At T1 and T2, peripheral venous blood was drawn from patients in Ethylenediaminetetraacetic (EDTA) and Mononuclear Cell Preparation tubes (CPT, both BD, Franklin Lakes, NJ, USA). EDTA and CPT blood samples from the controls were drawn at study inclusion. Samples for whole blood DNA extraction were kept at −80 °C until further usage.

CD3+ T-cell purification and DNA isolation

Immediately after blood draw, PBMCs were first separated via centrifugation of the CPT tubes for 20 min at 1650 × g. CD3+ T-cells were then purified from PBMCs following the positive isolation protocol using Dynabeads CD3 (Invitrogen, Carlsbad, CA, USA). The cells were subsequently lysed and DNA was prepared using the QIAamp DNA Mini Kit (Qiagen, Hilden, Germany) according to standard protocol.
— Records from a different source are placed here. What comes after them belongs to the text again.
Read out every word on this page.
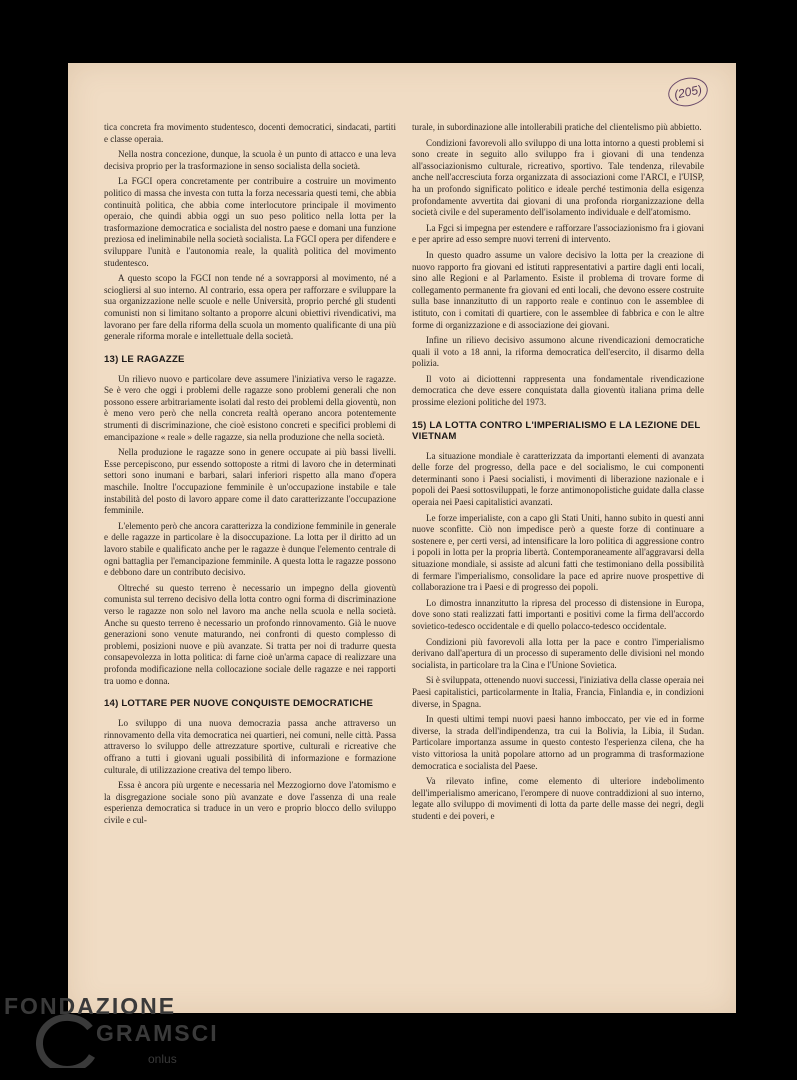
(205)

tica concreta fra movimento studentesco, docenti democratici, sindacati, partiti e classe operaia.

Nella nostra concezione, dunque, la scuola è un punto di attacco e una leva decisiva proprio per la trasformazione in senso socialista della società.

La FGCI opera concretamente per contribuire a costruire un movimento politico di massa che investa con tutta la forza necessaria questi temi, che abbia continuità politica, che abbia come interlocutore principale il movimento operaio, che quindi abbia oggi un suo peso politico nella lotta per la trasformazione democratica e socialista del nostro paese e domani una funzione preziosa ed ineliminabile nella società socialista. La FGCI opera per difendere e sviluppare l'unità e l'autonomia reale, la qualità politica del movimento studentesco.

A questo scopo la FGCI non tende né a sovrapporsi al movimento, né a sciogliersi al suo interno. Al contrario, essa opera per rafforzare e sviluppare la sua organizzazione nelle scuole e nelle Università, proprio perché gli studenti comunisti non si limitano soltanto a proporre alcuni obiettivi rivendicativi, ma lavorano per fare della riforma della scuola un momento qualificante di una più generale riforma morale e intellettuale della società.

13) LE RAGAZZE

Un rilievo nuovo e particolare deve assumere l'iniziativa verso le ragazze. Se è vero che oggi i problemi delle ragazze sono problemi generali che non possono essere arbitrariamente isolati dal resto dei problemi della gioventù, non è meno vero però che nella concreta realtà operano ancora potentemente strumenti di discriminazione, che cioè esistono concreti e specifici problemi di emancipazione « reale » delle ragazze, sia nella produzione che nella società.

Nella produzione le ragazze sono in genere occupate ai più bassi livelli. Esse percepiscono, pur essendo sottoposte a ritmi di lavoro che in determinati settori sono inumani e barbari, salari inferiori rispetto alla mano d'opera maschile. Inoltre l'occupazione femminile è un'occupazione instabile e tale instabilità del posto di lavoro appare come il dato caratterizzante l'occupazione femminile.

L'elemento però che ancora caratterizza la condizione femminile in generale e delle ragazze in particolare è la disoccupazione. La lotta per il diritto ad un lavoro stabile e qualificato anche per le ragazze è dunque l'elemento centrale di ogni battaglia per l'emancipazione femminile. A questa lotta le ragazze possono e debbono dare un contributo decisivo.

Oltreché su questo terreno è necessario un impegno della gioventù comunista sul terreno decisivo della lotta contro ogni forma di discriminazione verso le ragazze non solo nel lavoro ma anche nella scuola e nella società. Anche su questo terreno è necessario un profondo rinnovamento. Già le nuove generazioni sono venute maturando, nei confronti di questo complesso di problemi, posizioni nuove e più avanzate. Si tratta per noi di tradurre questa consapevolezza in lotta politica: di farne cioè un'arma capace di realizzare una profonda modificazione nella collocazione sociale delle ragazze e nei rapporti tra uomo e donna.

14) LOTTARE PER NUOVE CONQUISTE DEMOCRATICHE

Lo sviluppo di una nuova democrazia passa anche attraverso un rinnovamento della vita democratica nei quartieri, nei comuni, nelle città. Passa attraverso lo sviluppo delle attrezzature sportive, culturali e ricreative che offrano a tutti i giovani uguali possibilità di informazione e formazione culturale, di utilizzazione creativa del tempo libero.

Essa è ancora più urgente e necessaria nel Mezzogiorno dove l'atomismo e la disgregazione sociale sono più avanzate e dove l'assenza di una reale esperienza democratica si traduce in un vero e proprio blocco dello sviluppo civile e cul-

turale, in subordinazione alle intollerabili pratiche del clientelismo più abbietto.

Condizioni favorevoli allo sviluppo di una lotta intorno a questi problemi si sono create in seguito allo sviluppo fra i giovani di una tendenza all'associazionismo culturale, ricreativo, sportivo. Tale tendenza, rilevabile anche nell'accresciuta forza organizzata di associazioni come l'ARCI, e l'UISP, ha un profondo significato politico e ideale perché testimonia della esigenza profondamente avvertita dai giovani di una profonda riorganizzazione della società civile e del superamento dell'isolamento individuale e dell'atomismo.

La Fgci si impegna per estendere e rafforzare l'associazionismo fra i giovani e per aprire ad esso sempre nuovi terreni di intervento.

In questo quadro assume un valore decisivo la lotta per la creazione di nuovo rapporto fra giovani ed istituti rappresentativi a partire dagli enti locali, sino alle Regioni e al Parlamento. Esiste il problema di trovare forme di collegamento permanente fra giovani ed enti locali, che devono essere costruite sulla base innanzitutto di un rapporto reale e continuo con le assemblee di istituto, con i comitati di quartiere, con le assemblee di fabbrica e con le altre forme di organizzazione e di associazione dei giovani.

Infine un rilievo decisivo assumono alcune rivendicazioni democratiche quali il voto a 18 anni, la riforma democratica dell'esercito, il disarmo della polizia.

Il voto ai diciottenni rappresenta una fondamentale rivendicazione democratica che deve essere conquistata dalla gioventù italiana prima delle prossime elezioni politiche del 1973.

15) LA LOTTA CONTRO L'IMPERIALISMO E LA LEZIONE DEL VIETNAM

La situazione mondiale è caratterizzata da importanti elementi di avanzata delle forze del progresso, della pace e del socialismo, le cui componenti determinanti sono i Paesi socialisti, i movimenti di liberazione nazionale e i popoli dei Paesi sottosviluppati, le forze antimonopolistiche guidate dalla classe operaia nei Paesi capitalistici avanzati.

Le forze imperialiste, con a capo gli Stati Uniti, hanno subito in questi anni nuove sconfitte. Ciò non impedisce però a queste forze di continuare a sostenere e, per certi versi, ad intensificare la loro politica di aggressione contro i popoli in lotta per la propria libertà. Contemporaneamente all'aggravarsi della situazione mondiale, si assiste ad alcuni fatti che testimoniano della possibilità di fermare l'imperialismo, consolidare la pace ed aprire nuove prospettive di collaborazione tra i Paesi e di progresso dei popoli.

Lo dimostra innanzitutto la ripresa del processo di distensione in Europa, dove sono stati realizzati fatti importanti e positivi come la firma dell'accordo sovietico-tedesco occidentale e di quello polacco-tedesco occidentale.

Condizioni più favorevoli alla lotta per la pace e contro l'imperialismo derivano dall'apertura di un processo di superamento delle divisioni nel mondo socialista, in particolare tra la Cina e l'Unione Sovietica.

Si è sviluppata, ottenendo nuovi successi, l'iniziativa della classe operaia nei Paesi capitalistici, particolarmente in Italia, Francia, Finlandia e, in condizioni diverse, in Spagna.

In questi ultimi tempi nuovi paesi hanno imboccato, per vie ed in forme diverse, la strada dell'indipendenza, tra cui la Bolivia, la Libia, il Sudan. Particolare importanza assume in questo contesto l'esperienza cilena, che ha visto vittoriosa la unità popolare attorno ad un programma di trasformazione democratica e socialista del Paese.

Va rilevato infine, come elemento di ulteriore indebolimento dell'imperialismo americano, l'erompere di nuove contraddizioni al suo interno, legate allo sviluppo di movimenti di lotta da parte delle masse dei negri, degli studenti e dei poveri, e

FONDAZIONE
GRAMSCI
onlus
Bisulfite conversion and Illumina 450 K DNA methylation arrays

T-cell DNA (750 ng) was bisulfite converted using the Zymo Research EZ DNA Methylation Kit (Zymo Research, Irvine, CA, USA). DNA yield and purity was assessed using a Nanodrop ND-1000 (Thermo Fisher Scientific, Waltham, MA, USA). Samples were subsequently randomized and 160 ng of bisulfite-converted DNA was applied to the Illumina Infinium HumanMethylation450K (450 K) Beadchip array, as per manufacturer’s protocols (Illumina, San Diego, CA, USA).
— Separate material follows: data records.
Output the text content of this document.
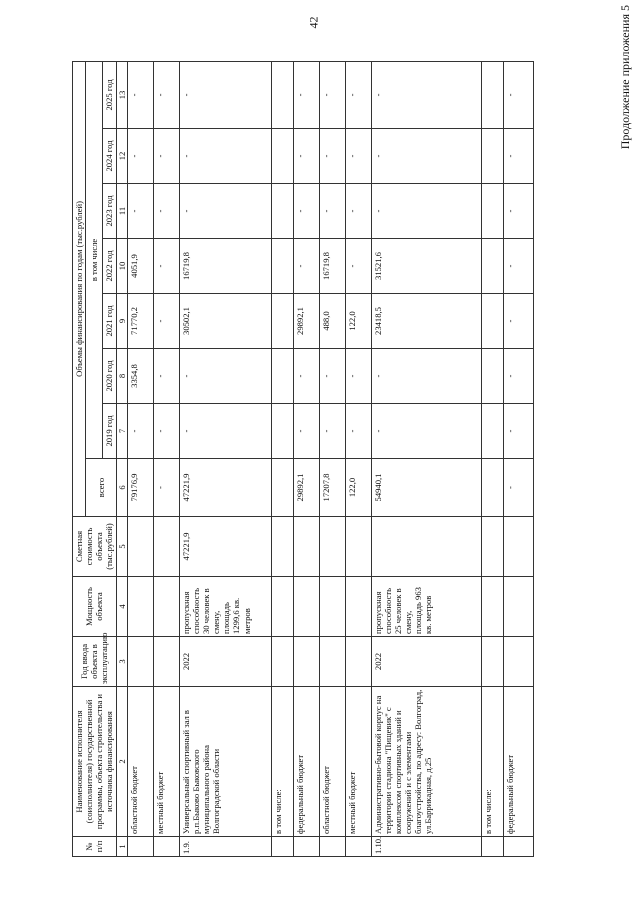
42	Продолжение приложения 5
№ п/п	Наименование исполнителя (соисполнителя) государственной программы, объекта строительства и источника финансирования	Год ввода объекта в эксплуатацию	Мощность объекта	Сметная стоимость объекта (тыс.рублей)	Объемы финансирования по годам (тыс.рублей)							
					всего	в том числе						
						2019 год	2020 год	2021 год	2022 год	2023 год	2024 год	2025 год
1	2	3	4	5	6	7	8	9	10	11	12	13
	областной бюджет				79176,9	-	3354,8	71770,2	4051,9	-	-	-
	местный бюджет				-	-	-	-	-	-	-	-
1.9.	Универсальный спортивный зал в р.п.Быково Быковского муниципального района Волгоградской области	2022	пропускная способность 30 человек в смену, площадь 1299,6 кв. метров	47221,9	47221,9	-	-	30502,1	16719,8	-	-	-
	в том числе:											
	федеральный бюджет				29892,1	-	-	29892,1	-	-	-	-
	областной бюджет				17207,8	-	-	488,0	16719,8	-	-	-
	местный бюджет				122,0	-	-	122,0	-	-	-	-
1.10.	Административно-бытовой корпус на территории стадиона "Пищевик" с комплексом спортивных зданий и сооружений и с элементами благоустройства, по адресу: Волгоград, ул.Баррикадная, д.25	2022	пропускная способность 25 человек в смену, площадь 963 кв. метров		54940,1	-	-	23418,5	31521,6	-	-	-
	в том числе:											
	федеральный бюджет				-	-	-	-	-	-	-	-
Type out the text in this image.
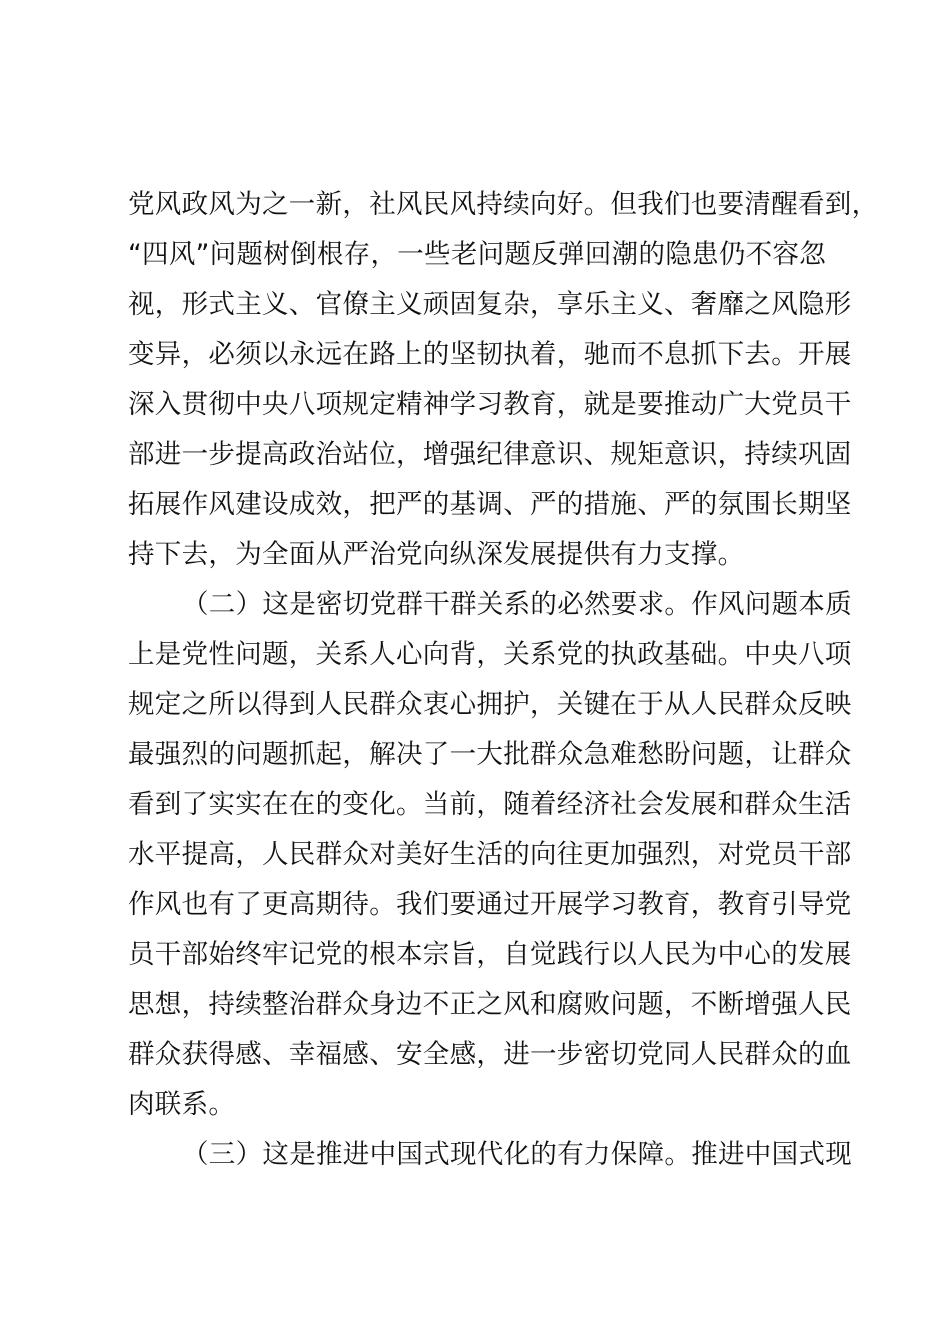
党风政风为之一新，社风民风持续向好。但我们也要清醒看到，
“四风”问题树倒根存，一些老问题反弹回潮的隐患仍不容忽
视，形式主义、官僚主义顽固复杂，享乐主义、奢靡之风隐形
变异，必须以永远在路上的坚韧执着，驰而不息抓下去。开展
深入贯彻中央八项规定精神学习教育，就是要推动广大党员干
部进一步提高政治站位，增强纪律意识、规矩意识，持续巩固
拓展作风建设成效，把严的基调、严的措施、严的氛围长期坚
持下去，为全面从严治党向纵深发展提供有力支撑。
（二）这是密切党群干群关系的必然要求。作风问题本质
上是党性问题，关系人心向背，关系党的执政基础。中央八项
规定之所以得到人民群众衷心拥护，关键在于从人民群众反映
最强烈的问题抓起，解决了一大批群众急难愁盼问题，让群众
看到了实实在在的变化。当前，随着经济社会发展和群众生活
水平提高，人民群众对美好生活的向往更加强烈，对党员干部
作风也有了更高期待。我们要通过开展学习教育，教育引导党
员干部始终牢记党的根本宗旨，自觉践行以人民为中心的发展
思想，持续整治群众身边不正之风和腐败问题，不断增强人民
群众获得感、幸福感、安全感，进一步密切党同人民群众的血
肉联系。
（三）这是推进中国式现代化的有力保障。推进中国式现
DNA methylation array data processing, blood cell deconvolution and differential methylation analyses

Raw data from the 450 K array was subjected to quality control, normalization and batch correction. Subsequently, remaining contamination of the purified T-cells was bioinformatically removed from the dataset. After subsetting the corrected data in 3 groups (controls vs. patients (T1); patients (T1) vs. patients (T2); controls vs. patients (T2)), site-specific differential DNAm was assessed by linear regression modelling while differentially methylated region (DMRs) were identified using the DMRcate package as described earlier[63]. A detailed description of all analyses can be found in the supplementary methods. The 450 K data has been made publicly available on the Gene Expression Omnibus database (GSE98876).
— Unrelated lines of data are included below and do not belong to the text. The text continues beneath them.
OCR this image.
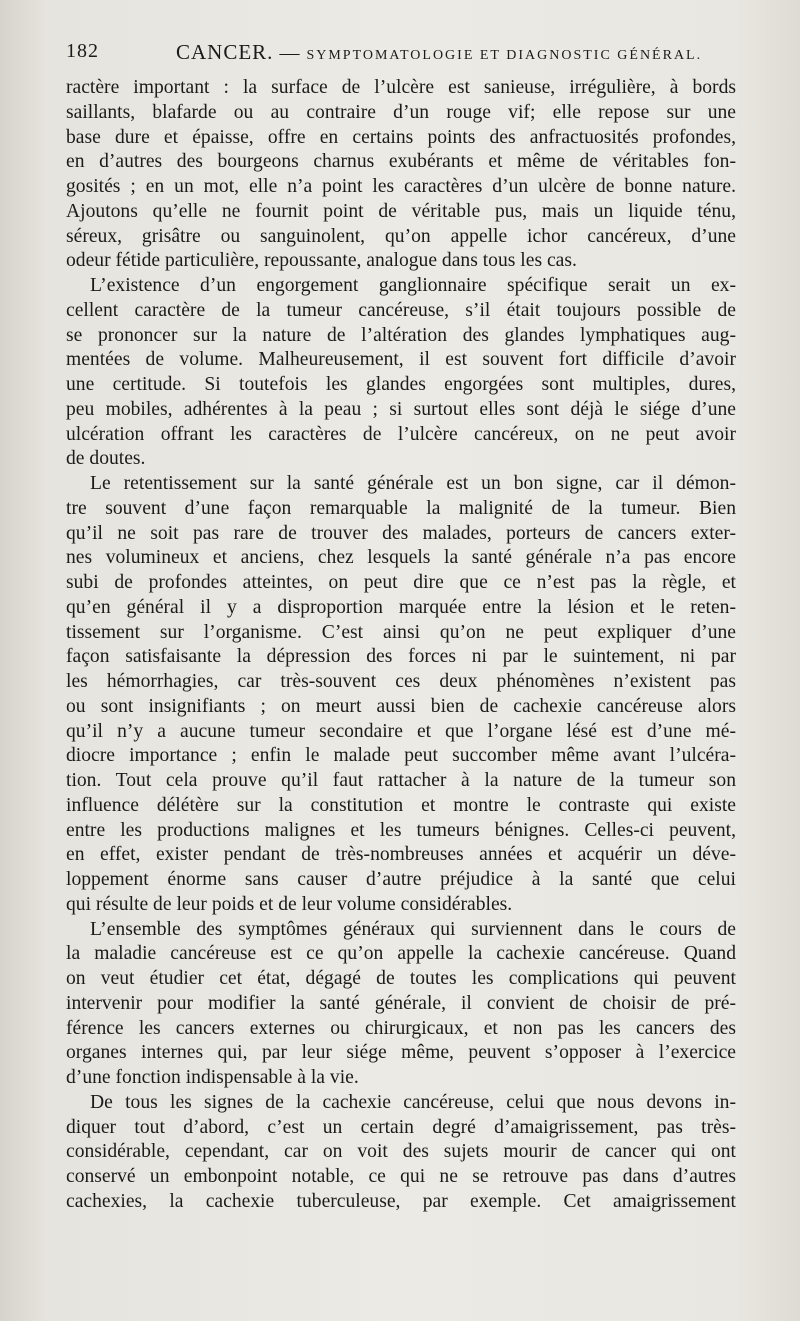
182	CANCER. — SYMPTOMATOLOGIE ET DIAGNOSTIC GÉNÉRAL.
ractère important : la surface de l’ulcère est sanieuse, irrégulière, à bords
saillants, blafarde ou au contraire d’un rouge vif; elle repose sur une
base dure et épaisse, offre en certains points des anfractuosités profondes,
en d’autres des bourgeons charnus exubérants et même de véritables fon-
gosités ; en un mot, elle n’a point les caractères d’un ulcère de bonne nature.
Ajoutons qu’elle ne fournit point de véritable pus, mais un liquide ténu,
séreux, grisâtre ou sanguinolent, qu’on appelle ichor cancéreux, d’une
odeur fétide particulière, repoussante, analogue dans tous les cas.
L’existence d’un engorgement ganglionnaire spécifique serait un ex-
cellent caractère de la tumeur cancéreuse, s’il était toujours possible de
se prononcer sur la nature de l’altération des glandes lymphatiques aug-
mentées de volume. Malheureusement, il est souvent fort difficile d’avoir
une certitude. Si toutefois les glandes engorgées sont multiples, dures,
peu mobiles, adhérentes à la peau ; si surtout elles sont déjà le siége d’une
ulcération offrant les caractères de l’ulcère cancéreux, on ne peut avoir
de doutes.
Le retentissement sur la santé générale est un bon signe, car il démon-
tre souvent d’une façon remarquable la malignité de la tumeur. Bien
qu’il ne soit pas rare de trouver des malades, porteurs de cancers exter-
nes volumineux et anciens, chez lesquels la santé générale n’a pas encore
subi de profondes atteintes, on peut dire que ce n’est pas la règle, et
qu’en général il y a disproportion marquée entre la lésion et le reten-
tissement sur l’organisme. C’est ainsi qu’on ne peut expliquer d’une
façon satisfaisante la dépression des forces ni par le suintement, ni par
les hémorrhagies, car très-souvent ces deux phénomènes n’existent pas
ou sont insignifiants ; on meurt aussi bien de cachexie cancéreuse alors
qu’il n’y a aucune tumeur secondaire et que l’organe lésé est d’une mé-
diocre importance ; enfin le malade peut succomber même avant l’ulcéra-
tion. Tout cela prouve qu’il faut rattacher à la nature de la tumeur son
influence délétère sur la constitution et montre le contraste qui existe
entre les productions malignes et les tumeurs bénignes. Celles-ci peuvent,
en effet, exister pendant de très-nombreuses années et acquérir un déve-
loppement énorme sans causer d’autre préjudice à la santé que celui
qui résulte de leur poids et de leur volume considérables.
L’ensemble des symptômes généraux qui surviennent dans le cours de
la maladie cancéreuse est ce qu’on appelle la cachexie cancéreuse. Quand
on veut étudier cet état, dégagé de toutes les complications qui peuvent
intervenir pour modifier la santé générale, il convient de choisir de pré-
férence les cancers externes ou chirurgicaux, et non pas les cancers des
organes internes qui, par leur siége même, peuvent s’opposer à l’exercice
d’une fonction indispensable à la vie.
De tous les signes de la cachexie cancéreuse, celui que nous devons in-
diquer tout d’abord, c’est un certain degré d’amaigrissement, pas très-
considérable, cependant, car on voit des sujets mourir de cancer qui ont
conservé un embonpoint notable, ce qui ne se retrouve pas dans d’autres
cachexies, la cachexie tuberculeuse, par exemple. Cet amaigrissement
Pyrosequencing-based validation and replication in T-cells

500 ng T-cell DNA was bisulfite-converted using the Epitect Fast Bisulfite Conversion Kit (Qiagen) as described earlier[25]. For amplification of the region of interest, PCR was conducted using the PyroMark PCR Kit (Qiagen) with the following primers: forward (fwd): 5′-GTTATGGTTGGGTTTTTGGG-3′, reverse (rev): 5′-Bio-CCTATCTCCTCAAACAAAAACTAAAAA-3′, sequencing (seq): 5′-AGTTAGGGATTATAGTGTAGTTG-3′ (cg07280807); fwd: 5′-GTGTTTGTGGGAATGTTTTTTATA-3′, rev: 5′-Bio- CACACTACACTTTCATTTTCTATCAA-3′, seq: 5′- TTTTTAGATATATAAATTTTTTTTTT-3′ (cg18752527) and fwd/seq: 5′-GTTATTTATAAAGGAGGGTGAGATTA-3′, rev: 5′-Bio-AACCACTACTCCTATAAAACCCCAC-3′ (cg16529483/cg24496423). A detailed list of PCR primers and programs is provided in Supplementary Table S4. Specificity of the PCR was verified by agarose gel electrophoresis including a negative control. Pyrosequencing was conducted on a PyroMark Q24 according to standard protocol using PyroMark Gold Reagents (both Qiagen). Each sample was measured in triplicates; an intra-sample deviation of ≥3% led to the exclusion of the deviating measurement. For each site, measurements of DNA with known methylation levels of 0%, 25%, 50%, 75% and 100% were obtained (Epitect Control DNA, Qiagen). Correlations between the 450 K dataset and pyrosequencing were tested using the Spearman’s correlation test.

Pyrosequencing-based validation and replication in whole blood

DNA was prepared from EDTA tubes using QIAamp DNA Blood Maxi Kit (Qiagen) according to manufacturer’s protocol. Afterwards, bisulfite conversion and pyrosequencing was carried out as described above.